Indonesian physical coal prices hold steady

  • : Coal
  • 24/06/19

Indonesian physical coal prices were steady as the market made a typically slow start to the week, as a significant number of market participants mull the future of the markets at the Coaltrans Asia conference in Bali this week.

Details of deals were slow to emerge, with bids for July-loading geared supramax GAR 4,200 kcal/kg cargoes largely unchanged at around $35/t compared with around $34.50-35.50/t for much of last week. Most offers were also unchanged from late last week at around $36.50-37/t today.

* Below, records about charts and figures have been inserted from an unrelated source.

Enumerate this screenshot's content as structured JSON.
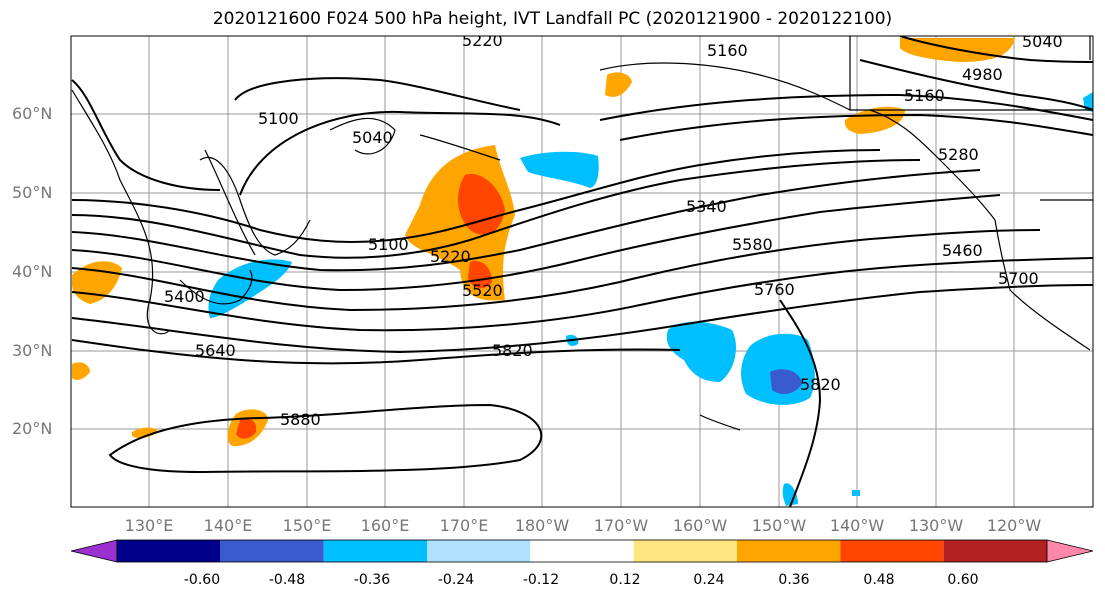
{
  "title": "2020121600 F024 500 hPa height, IVT Landfall PC (2020121900 - 2020122100)",
  "lat_labels": [
    "60°N",
    "50°N",
    "40°N",
    "30°N",
    "20°N"
  ],
  "lon_labels": [
    "130°E",
    "140°E",
    "150°E",
    "160°E",
    "170°E",
    "180°W",
    "170°W",
    "160°W",
    "150°W",
    "140°W",
    "130°W",
    "120°W"
  ],
  "contour_labels": [
    "5220",
    "5160",
    "5040",
    "4980",
    "5100",
    "5040",
    "5160",
    "5280",
    "5100",
    "5340",
    "5220",
    "5580",
    "5460",
    "5520",
    "5760",
    "5700",
    "5400",
    "5640",
    "5820",
    "5820",
    "5880"
  ],
  "colorbar": {
    "ticks": [
      "-0.60",
      "-0.48",
      "-0.36",
      "-0.24",
      "-0.12",
      "0.12",
      "0.24",
      "0.36",
      "0.48",
      "0.60"
    ],
    "colors": [
      "#9b30d0",
      "#00008b",
      "#3a5bcf",
      "#00bfff",
      "#b0e0ff",
      "#ffffff",
      "#ffe680",
      "#ffa500",
      "#ff4500",
      "#b22222",
      "#ff88aa"
    ]
  }
}
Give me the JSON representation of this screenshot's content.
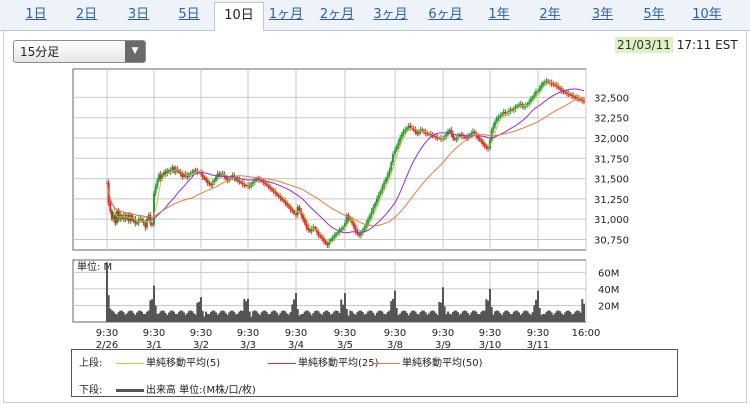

The bid and offer levels seen today are in line with deals for this type of coal last week, when several geared supramax cargoes of GAR 4,200 kcal/kg coal traded in a $35.15-36.50/t range. Argus last assessed prices of this coal on 21 June at $35.96/t, up by 30¢/t from the previous week following weather-related supply disruptions out of Kalimantan earlier in the month.

Trading activity in the ICI 4 derivatives market was also muted after a total of 30,000t of mostly July contracts cleared on the CME last week at higher prices than the previous week. Bids for both June and July contracts were lower today, although offers for both months increased compared with last week.

June contracts were bid at $35/t today and offered at $36.50/t. June contracts by comparison were bid at $35.50-35.90/t on 20 June and offered at $36.25/t. July was bid at $35.50/t today and offered at $36.50/t. July ICI 4 contracts by comparison were bid at $35.50-36/t late last week and offered at $36.25/t.

The Australian market saw a July Capesize cargo of NAR 5,500 kcal/kg coal offered at $51/t fob Newcastle. This was already down from the most recent price assessment at the end of last week. The NAR 5,500 kcal/kg index was assessed at $51.93/t fob Newcastle on 21 June, down by 54¢/t on the week amid perceptions that China was tightening attitudes towards Australian coal imports again.

China's thermal coal imports rose last month to 20.68mn t, according to recently released customs data, up by 35pc from May last year. This was despite the existing restrictions on Australian coal imports, which have led to longer customs clearance times.

Most of the increase in imports came from non-coking bituminous coal, which rose by 41pc year on year to 7.26mn t in May, possibly the result of trading firms leveraging on the lower prices for Australian coal. This seems to have led to a renewed push to cut imports, with the customs administration last week warning local port authorities to restrict imports of "low-quality" coal.

Many Australian market participants are also attending the Coaltrans conference is Indonesia, where they say sentiment is now broadly bearish on the part of buyers and sellers.

The China domestic spot market saw offers of domestic NAR 5,500 kcal/kg coal around 600-605 yuan/t fob north China ports, flat from late last week. Bids from utilities were between Yn595-600/t fob.

China's futures market had the Zhengzhou commodities exchange September contract close at Yn606/t today, up by Yn1.40/t from the most recent trading day.